One of the most exciting experiences that a Minneapolis resident can have in the world of real estate is building his own brand new home. Reviewing blueprints and interviewing builders can be nerve-wracking and fun -- seeing those two dimensional plans become a true brick and mortar representation of one's dream home is quite a fulfilling experience. A well-built home can serve a family for generations and will last for decades into the future.
However, sometimes in the process of building a new residential structure problems arise. Those problems can be based on material deficiencies, design errors or simple human mistakes.
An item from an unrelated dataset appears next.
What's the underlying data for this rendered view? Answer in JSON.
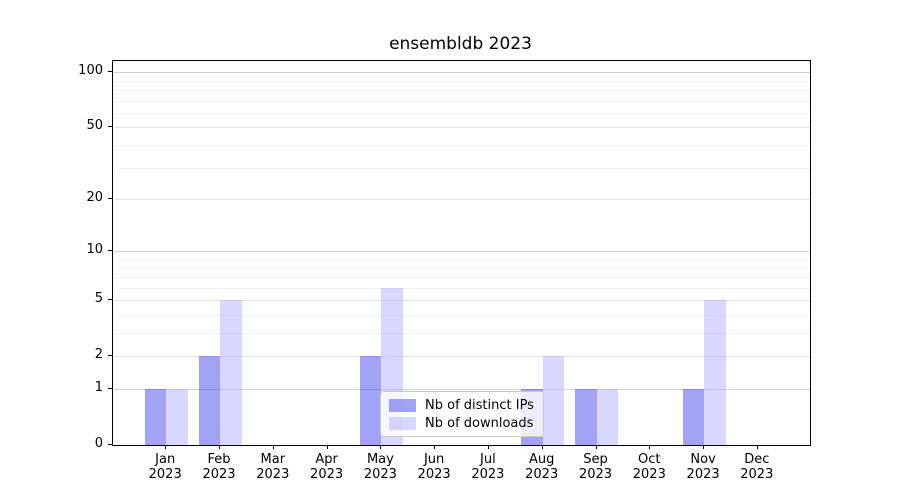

All of these issues can be grouped together into the category of construction defects.
Construction defects can result when builders fail to do their work up to professional standards or when any part of the building project -- design, planning, construction or inspection -- is flawed. They can be minor issues or major problems that require time and money to remedy. The following paragraph mentions just a few of the most common construction defects that homes often contain.
Problems with a home's foundation or masonry can jeopardize an entire building structure and can cost a lot of money to repair. Building on unstable soil can create construction defects in a project, as can failing to seal a home from water intrusion. Mechanical and electrical mistakes can cause frustrating setbacks to a construction project, and the use of bad or the wrong building materials can result in a homeowner lodging construction defect claims.
Construction defects that are significant are often classified as material, and building professionals can help individuals who suspect defects in their homes with identifying possible problems. Once a defect is detected, a real estate attorney can help a homeowner evaluate his claims to see if they might be appropriate for litigation. Construction-based litigation can help homeowners recoup losses they experience when contractors and builders make mistakes on their projects.